Deacylation of 4-nitrophenyl acetate by 6^A-(ω-aminoalkyl)amino-6^A-deoxy-β-cyclodextrins

The deacylation of 4-nitrophenyl acetate (pNPA) in aqueous solution to give 4-nitrophenolate is significantly accelerated by the 6^A-(ω-aminoalkyl)amino-6^A-deoxy-β-cyclodextrins [βCDNH(CH₂)_nNH₂] which are themselves acylated to give predominantly βCDNH(CH₂)_nNHCOCH₃. The deacylation is characterised by k_dK = 27.4, 35.5, 24.5 and 16.0 dm³ mol^-1 s^-1 at 298.2 K in aqueous 0.05 mol dm^-3 borate buffer and I = 0.10 mol dm^-3 (NaClO₄) when n = 2, 3, 4 and 6, respectively, where k_d (s^-1) is the rate constant for pNPA deacylation through a βCDNH-(CH₂)_nNH₂·pNPA complex characterised by a stability constant K (dm³ mol^-1).
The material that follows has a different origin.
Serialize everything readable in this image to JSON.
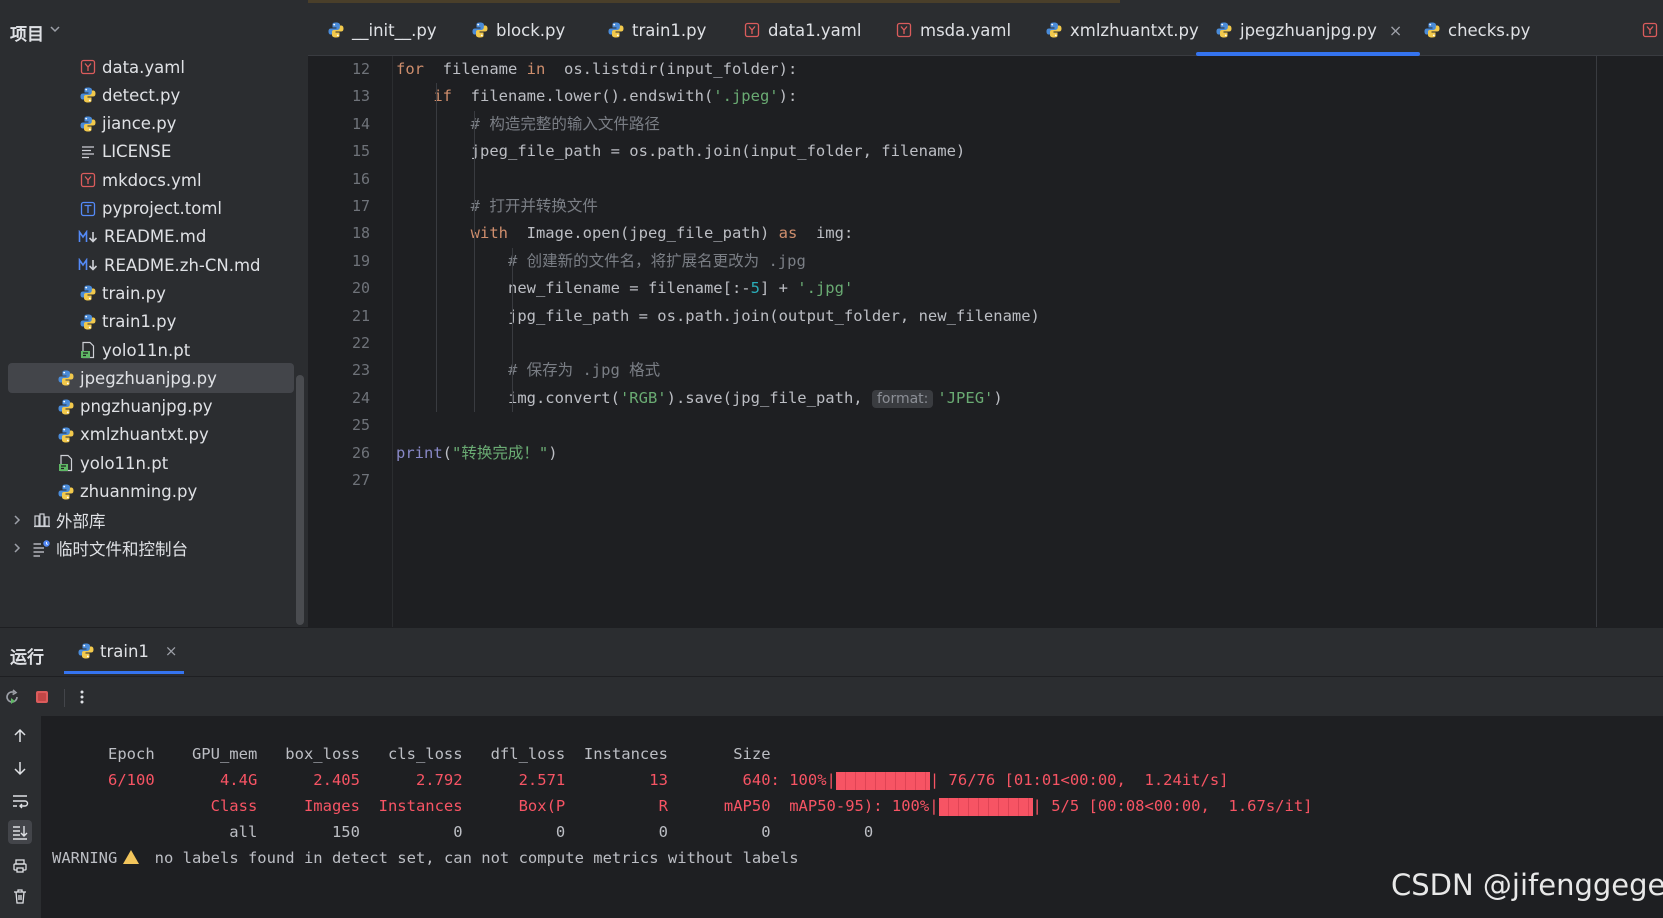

The inhibition of the deacylation by adamantane-1-carboxylate (AC^-) is consistent with a mechanism where AC competes with pNPA in entering the βCDNH(CH₂)_nNH₂ annulus through the formation of a βCDNH(CH₂)_nNH₂·AC^- complex. The latter complex has been qualitatively studied by ¹H NMR ROESY methods, and its structure and that of βCDNH(CH₂)_nNH₂· pNPA have also been force-field modelled. The possibility of the operation of an S_N2 mechanism as an alternative explanation for the deacylation data is also considered.